Low level space management is done through the the EHERE variable. This is not a forth value but a EEPROM based variable. To read the current value an @e operation must be used, changes are written back with !e. It contains the highest EEPROM address currently allocated. The name is based on the DP variable, which points to the highest dictionary address.


The RAM address space is divided into three sections: the first 32 addresses are the CPU registers. Above come the IO registers and extended IO registers and finally the RAM itself.

amforth needs very little RAM space for its internal data structures. The biggest part are the buffers for the terminal IO. In general RAM is managed with the words VARIABLE and ALLOT.

Forth defines a few transient buffer regions for various purposes. The most important is PAD, the scratch buffer.
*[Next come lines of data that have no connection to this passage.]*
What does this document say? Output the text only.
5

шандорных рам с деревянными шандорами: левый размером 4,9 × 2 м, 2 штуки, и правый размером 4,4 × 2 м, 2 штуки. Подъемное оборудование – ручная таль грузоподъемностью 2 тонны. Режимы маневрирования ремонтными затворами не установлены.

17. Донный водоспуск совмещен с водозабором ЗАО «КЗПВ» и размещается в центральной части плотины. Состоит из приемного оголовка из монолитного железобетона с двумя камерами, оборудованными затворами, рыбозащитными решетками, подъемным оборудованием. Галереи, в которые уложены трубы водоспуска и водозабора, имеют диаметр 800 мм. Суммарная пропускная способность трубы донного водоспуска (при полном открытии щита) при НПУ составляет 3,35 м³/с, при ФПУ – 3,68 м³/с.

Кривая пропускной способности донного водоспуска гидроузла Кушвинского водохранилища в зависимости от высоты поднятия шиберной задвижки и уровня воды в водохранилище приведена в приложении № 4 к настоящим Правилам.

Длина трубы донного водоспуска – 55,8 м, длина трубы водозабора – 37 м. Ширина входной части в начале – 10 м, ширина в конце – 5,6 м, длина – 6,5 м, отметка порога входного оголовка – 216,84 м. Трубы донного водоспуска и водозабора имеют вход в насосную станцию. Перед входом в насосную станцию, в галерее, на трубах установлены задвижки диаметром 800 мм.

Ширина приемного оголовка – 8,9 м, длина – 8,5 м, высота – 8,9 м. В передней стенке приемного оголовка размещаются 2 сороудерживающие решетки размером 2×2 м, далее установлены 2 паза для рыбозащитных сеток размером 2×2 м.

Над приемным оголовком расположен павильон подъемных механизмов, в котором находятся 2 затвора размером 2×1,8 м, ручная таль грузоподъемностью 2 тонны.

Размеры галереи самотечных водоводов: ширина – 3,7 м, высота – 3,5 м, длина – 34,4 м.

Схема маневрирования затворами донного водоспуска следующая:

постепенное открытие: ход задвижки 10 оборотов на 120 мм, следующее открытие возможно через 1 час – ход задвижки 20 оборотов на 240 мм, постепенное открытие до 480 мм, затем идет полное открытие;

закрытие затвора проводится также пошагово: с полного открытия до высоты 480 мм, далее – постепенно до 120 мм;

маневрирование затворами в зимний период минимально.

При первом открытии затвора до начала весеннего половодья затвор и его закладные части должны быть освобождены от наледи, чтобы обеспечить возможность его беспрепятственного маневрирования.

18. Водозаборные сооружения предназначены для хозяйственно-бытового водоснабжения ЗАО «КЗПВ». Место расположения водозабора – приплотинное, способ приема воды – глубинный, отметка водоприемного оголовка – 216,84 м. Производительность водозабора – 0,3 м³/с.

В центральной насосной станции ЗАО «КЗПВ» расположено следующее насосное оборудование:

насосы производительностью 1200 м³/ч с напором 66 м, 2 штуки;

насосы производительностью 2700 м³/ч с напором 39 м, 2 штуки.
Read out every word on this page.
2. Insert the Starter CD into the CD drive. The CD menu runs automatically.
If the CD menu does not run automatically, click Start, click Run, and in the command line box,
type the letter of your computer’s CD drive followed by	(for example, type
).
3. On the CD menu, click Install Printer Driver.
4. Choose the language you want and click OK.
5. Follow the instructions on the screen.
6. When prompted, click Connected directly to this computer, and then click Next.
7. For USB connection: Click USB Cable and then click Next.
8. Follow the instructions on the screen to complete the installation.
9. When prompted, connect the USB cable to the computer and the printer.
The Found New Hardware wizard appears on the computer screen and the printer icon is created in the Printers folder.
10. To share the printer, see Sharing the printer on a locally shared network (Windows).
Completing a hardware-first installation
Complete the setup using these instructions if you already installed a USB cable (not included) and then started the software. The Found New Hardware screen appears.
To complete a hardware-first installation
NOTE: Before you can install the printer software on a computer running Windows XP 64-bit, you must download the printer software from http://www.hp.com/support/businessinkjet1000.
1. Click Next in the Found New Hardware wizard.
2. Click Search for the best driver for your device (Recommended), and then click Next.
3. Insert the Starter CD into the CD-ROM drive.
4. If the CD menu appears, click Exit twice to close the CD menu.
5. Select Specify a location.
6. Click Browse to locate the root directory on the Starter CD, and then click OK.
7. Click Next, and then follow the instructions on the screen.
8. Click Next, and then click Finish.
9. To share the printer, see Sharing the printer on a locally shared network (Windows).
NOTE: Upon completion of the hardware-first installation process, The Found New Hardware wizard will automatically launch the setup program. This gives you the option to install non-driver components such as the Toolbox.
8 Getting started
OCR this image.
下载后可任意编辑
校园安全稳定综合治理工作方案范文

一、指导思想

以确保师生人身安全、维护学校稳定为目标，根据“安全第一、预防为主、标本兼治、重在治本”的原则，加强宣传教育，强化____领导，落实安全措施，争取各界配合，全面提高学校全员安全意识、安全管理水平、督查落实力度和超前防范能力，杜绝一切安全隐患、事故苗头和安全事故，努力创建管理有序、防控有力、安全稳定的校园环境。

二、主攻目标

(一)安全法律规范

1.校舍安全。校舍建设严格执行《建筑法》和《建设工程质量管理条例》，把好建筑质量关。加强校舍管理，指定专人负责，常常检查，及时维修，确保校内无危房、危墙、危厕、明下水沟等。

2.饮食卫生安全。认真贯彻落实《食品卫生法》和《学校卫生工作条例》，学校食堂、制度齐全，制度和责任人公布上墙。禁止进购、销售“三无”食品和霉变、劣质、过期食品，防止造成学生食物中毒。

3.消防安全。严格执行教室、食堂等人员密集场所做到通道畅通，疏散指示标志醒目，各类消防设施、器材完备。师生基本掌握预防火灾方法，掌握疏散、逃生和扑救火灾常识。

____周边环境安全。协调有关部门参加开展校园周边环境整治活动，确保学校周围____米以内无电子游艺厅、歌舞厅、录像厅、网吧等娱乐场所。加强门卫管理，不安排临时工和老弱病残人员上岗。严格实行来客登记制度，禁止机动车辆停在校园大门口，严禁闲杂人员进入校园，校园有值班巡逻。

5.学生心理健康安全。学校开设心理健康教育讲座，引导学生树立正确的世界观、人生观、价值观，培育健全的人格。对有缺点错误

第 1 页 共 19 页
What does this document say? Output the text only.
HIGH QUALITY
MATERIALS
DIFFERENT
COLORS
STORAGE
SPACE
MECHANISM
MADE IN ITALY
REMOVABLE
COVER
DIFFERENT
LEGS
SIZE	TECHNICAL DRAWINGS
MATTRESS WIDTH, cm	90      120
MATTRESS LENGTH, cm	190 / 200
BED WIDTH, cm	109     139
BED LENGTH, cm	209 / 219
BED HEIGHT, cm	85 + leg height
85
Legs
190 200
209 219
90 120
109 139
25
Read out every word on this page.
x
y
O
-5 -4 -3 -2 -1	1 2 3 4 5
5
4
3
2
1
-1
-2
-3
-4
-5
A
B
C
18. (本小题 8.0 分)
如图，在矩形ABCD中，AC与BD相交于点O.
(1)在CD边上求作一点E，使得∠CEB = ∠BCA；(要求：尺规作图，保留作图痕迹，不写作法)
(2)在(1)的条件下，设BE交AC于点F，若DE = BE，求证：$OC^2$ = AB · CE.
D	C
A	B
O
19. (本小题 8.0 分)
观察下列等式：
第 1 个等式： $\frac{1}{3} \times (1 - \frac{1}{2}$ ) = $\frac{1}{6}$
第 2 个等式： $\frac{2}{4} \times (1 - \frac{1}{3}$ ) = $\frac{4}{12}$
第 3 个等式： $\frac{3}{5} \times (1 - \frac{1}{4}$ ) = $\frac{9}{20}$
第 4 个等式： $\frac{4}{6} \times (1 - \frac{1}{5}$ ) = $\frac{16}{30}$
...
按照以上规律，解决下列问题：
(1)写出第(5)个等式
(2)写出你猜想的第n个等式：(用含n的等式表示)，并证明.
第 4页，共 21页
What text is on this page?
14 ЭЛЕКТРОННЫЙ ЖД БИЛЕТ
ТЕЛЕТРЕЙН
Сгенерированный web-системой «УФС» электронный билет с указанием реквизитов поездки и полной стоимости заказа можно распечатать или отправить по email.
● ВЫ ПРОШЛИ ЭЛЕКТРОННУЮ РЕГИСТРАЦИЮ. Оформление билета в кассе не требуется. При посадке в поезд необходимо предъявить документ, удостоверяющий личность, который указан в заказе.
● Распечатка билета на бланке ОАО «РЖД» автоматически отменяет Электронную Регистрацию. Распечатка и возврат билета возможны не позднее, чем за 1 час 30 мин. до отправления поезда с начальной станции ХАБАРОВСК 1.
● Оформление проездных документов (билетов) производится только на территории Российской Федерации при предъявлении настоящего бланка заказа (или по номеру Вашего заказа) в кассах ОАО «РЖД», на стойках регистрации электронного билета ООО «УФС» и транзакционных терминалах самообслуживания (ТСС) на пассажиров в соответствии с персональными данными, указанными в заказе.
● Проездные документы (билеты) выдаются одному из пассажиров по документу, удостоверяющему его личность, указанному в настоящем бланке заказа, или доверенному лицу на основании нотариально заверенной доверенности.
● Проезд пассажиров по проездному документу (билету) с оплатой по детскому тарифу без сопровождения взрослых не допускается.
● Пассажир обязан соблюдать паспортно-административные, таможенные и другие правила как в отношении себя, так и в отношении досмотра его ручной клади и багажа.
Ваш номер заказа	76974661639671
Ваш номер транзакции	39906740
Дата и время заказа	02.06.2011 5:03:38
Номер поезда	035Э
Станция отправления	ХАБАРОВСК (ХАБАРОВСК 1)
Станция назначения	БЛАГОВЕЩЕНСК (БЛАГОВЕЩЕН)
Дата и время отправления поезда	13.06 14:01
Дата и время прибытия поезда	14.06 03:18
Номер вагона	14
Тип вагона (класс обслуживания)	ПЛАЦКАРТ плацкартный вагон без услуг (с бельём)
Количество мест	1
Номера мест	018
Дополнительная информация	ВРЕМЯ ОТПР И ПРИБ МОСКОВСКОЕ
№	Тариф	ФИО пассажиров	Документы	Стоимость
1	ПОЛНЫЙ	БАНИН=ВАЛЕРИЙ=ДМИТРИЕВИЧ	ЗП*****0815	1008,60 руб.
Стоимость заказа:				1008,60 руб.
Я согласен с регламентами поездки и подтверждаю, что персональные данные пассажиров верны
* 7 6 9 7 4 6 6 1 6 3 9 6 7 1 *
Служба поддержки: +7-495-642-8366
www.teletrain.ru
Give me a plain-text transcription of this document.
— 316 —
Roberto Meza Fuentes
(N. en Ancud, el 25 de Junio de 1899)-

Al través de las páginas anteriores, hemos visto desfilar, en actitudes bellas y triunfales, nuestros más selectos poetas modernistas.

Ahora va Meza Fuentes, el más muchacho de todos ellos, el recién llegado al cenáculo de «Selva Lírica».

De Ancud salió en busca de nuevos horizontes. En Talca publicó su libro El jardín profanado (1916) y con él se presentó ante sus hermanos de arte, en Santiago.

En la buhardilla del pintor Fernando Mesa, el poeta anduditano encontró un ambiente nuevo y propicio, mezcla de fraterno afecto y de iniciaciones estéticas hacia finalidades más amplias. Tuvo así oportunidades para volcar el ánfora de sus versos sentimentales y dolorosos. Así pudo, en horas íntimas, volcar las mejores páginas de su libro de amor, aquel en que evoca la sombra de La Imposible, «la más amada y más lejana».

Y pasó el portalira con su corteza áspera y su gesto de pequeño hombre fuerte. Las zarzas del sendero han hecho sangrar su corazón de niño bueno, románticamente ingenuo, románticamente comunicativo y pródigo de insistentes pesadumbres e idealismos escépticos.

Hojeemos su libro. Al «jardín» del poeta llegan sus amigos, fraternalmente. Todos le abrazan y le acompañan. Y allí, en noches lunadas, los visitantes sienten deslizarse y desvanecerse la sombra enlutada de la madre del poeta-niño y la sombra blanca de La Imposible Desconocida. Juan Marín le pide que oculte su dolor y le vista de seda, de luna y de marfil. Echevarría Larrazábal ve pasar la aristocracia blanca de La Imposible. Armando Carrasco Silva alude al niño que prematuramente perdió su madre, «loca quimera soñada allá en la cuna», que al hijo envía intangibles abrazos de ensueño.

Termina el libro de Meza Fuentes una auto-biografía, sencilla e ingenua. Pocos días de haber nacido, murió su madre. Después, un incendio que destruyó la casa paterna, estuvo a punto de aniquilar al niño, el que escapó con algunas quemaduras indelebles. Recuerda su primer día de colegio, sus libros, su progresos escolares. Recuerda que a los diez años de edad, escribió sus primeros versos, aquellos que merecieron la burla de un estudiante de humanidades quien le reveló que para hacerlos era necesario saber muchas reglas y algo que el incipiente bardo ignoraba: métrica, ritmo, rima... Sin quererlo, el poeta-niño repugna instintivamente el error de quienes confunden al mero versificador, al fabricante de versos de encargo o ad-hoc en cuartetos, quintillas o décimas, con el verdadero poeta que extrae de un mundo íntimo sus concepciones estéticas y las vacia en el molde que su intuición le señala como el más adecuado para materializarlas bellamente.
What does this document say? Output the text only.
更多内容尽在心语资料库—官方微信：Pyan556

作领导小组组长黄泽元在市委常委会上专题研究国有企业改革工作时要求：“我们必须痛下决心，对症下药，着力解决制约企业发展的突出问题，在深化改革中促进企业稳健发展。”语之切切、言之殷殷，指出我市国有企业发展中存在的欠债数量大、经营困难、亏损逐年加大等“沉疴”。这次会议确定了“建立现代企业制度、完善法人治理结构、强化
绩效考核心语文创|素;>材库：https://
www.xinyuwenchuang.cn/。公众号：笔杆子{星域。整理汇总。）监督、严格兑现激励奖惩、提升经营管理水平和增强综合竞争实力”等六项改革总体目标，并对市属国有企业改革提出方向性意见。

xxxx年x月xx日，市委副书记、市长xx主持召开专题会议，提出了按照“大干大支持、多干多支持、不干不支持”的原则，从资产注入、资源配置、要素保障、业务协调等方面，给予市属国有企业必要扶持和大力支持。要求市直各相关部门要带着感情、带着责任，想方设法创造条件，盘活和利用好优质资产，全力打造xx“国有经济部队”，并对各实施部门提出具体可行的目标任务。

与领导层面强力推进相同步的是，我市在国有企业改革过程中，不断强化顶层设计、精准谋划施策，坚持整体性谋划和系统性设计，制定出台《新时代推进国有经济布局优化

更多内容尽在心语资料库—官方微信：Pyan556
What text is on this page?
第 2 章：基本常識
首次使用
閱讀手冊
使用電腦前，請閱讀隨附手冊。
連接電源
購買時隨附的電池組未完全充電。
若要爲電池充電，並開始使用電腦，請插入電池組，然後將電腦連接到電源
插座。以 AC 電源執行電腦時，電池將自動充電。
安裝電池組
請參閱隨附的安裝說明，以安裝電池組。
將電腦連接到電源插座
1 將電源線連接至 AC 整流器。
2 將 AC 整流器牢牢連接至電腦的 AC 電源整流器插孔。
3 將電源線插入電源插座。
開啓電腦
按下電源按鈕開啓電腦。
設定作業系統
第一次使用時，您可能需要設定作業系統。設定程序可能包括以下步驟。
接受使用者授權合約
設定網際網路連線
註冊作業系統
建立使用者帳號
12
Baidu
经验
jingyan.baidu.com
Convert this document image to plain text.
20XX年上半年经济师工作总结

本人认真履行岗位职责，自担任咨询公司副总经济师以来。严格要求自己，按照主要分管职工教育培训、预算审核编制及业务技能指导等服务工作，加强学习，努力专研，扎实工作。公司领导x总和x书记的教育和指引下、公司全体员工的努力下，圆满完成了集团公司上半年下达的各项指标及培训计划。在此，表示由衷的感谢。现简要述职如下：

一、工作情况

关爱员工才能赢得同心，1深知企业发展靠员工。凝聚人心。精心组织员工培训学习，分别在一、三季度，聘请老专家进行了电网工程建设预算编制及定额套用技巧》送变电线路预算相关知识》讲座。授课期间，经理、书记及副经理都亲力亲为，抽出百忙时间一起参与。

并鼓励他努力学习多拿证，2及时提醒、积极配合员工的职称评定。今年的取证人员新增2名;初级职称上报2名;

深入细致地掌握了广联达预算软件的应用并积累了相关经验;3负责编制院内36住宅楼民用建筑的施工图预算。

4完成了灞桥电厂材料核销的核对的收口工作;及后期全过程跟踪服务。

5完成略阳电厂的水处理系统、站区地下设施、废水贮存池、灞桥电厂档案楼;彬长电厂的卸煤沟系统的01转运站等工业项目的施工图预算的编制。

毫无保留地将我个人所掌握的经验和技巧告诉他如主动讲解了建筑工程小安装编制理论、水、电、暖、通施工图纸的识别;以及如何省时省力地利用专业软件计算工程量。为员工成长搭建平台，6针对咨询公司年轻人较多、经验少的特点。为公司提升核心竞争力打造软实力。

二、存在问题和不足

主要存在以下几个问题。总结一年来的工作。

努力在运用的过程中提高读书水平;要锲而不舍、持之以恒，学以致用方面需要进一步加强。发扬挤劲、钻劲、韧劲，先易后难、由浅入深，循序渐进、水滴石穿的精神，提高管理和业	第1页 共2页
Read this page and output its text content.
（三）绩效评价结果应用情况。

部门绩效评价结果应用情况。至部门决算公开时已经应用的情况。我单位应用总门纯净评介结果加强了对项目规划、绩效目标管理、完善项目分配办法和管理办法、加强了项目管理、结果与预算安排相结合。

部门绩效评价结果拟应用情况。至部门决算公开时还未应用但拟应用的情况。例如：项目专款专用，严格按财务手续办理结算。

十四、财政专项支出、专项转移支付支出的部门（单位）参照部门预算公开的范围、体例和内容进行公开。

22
It is located 100 bytes above the current HERE and goes to upper addresses. The Pictured Numeric Output is just at PAD and grows downward. The word WORD uses the area above HERE as it’s buffer to store the just recognized word from SOURCE.


Ram Structure

Ram Structure shows an RAM layout that can be used on systems without external RAM. All elements are located within the internal memory pool.


Alternative RAM Structure

Another layout, that makes the external RAM easily available is shown in Alternative RAM Structure. Here are the stacks at the beginning of the internal RAM and the data space region. All other buffers grow directly into the external data space. From an application point of view there is not difference but a speed penalty when working with external RAM instead of internal.

With amforth all three sections can be accessed using their RAM addresses. That makes it quite easy to work with words like C@. The word ! implements a LSB byte order: The lower part of the cell is stored at the lower address.

For the RAM there is the word Rdefer which defines a deferred word, placed in RAM. As a special case there is the word Udefer , which sets up a deferred word in the user area. To put an XT into them the word IS is used. This word is smart enough to distinguish between the various Xdefer definitions.